The New York Times has reported that more doctors are prescribing stimulants to struggling students from low-income schools. These students are receiving Attention Deficit Disorder medication to improve their academic performance even though many of them do not have ADD.
Dr. Ramesh Raghavan, a child mental health services researcher at Washington University, St. Louis asserts, “We as a society have been unwilling to invest in very effective nonpharmaceutical interventions for these children and their families. We are effectively forcing local community psychiatrists to use the only tool at their disposal, which is psychotropic medications.”

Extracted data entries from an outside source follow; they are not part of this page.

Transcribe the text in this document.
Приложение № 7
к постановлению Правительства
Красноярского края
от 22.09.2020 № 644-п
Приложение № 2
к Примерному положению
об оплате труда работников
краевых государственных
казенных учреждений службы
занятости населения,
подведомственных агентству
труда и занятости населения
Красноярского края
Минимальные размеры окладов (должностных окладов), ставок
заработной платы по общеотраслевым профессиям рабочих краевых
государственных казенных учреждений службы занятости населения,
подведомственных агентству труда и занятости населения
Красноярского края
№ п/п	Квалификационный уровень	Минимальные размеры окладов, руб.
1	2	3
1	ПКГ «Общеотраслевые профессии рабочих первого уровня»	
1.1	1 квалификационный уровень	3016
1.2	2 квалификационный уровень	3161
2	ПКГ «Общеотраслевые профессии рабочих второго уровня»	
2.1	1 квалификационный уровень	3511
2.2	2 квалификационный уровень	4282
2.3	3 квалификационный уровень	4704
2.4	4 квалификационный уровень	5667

Dr. Nancy Rappaport is a child psychiatrist in Cambridge Massachusetts. She works with low-income school children. She believes these children are being exposed to unnecessary pharmaceutical risks when they are prescribed these medications. “We are seeing this more and more. We are using a chemical straitjacket instead of doing things that are just as important to also do, sometimes more.”
Some side effects of the ADD medications being prescribed are growth suppression and high blood pressure. Sometimes, they can even cause psychotic episodes. Dr. Michael Anderson, a pediatrician from Atlanta, admits he prescribes Adderall to low income students because their families cannot afford other interventions, such as counseling or tutoring. ADD medications have been abused on college campuses after being prescribed to help students concentrate for decades.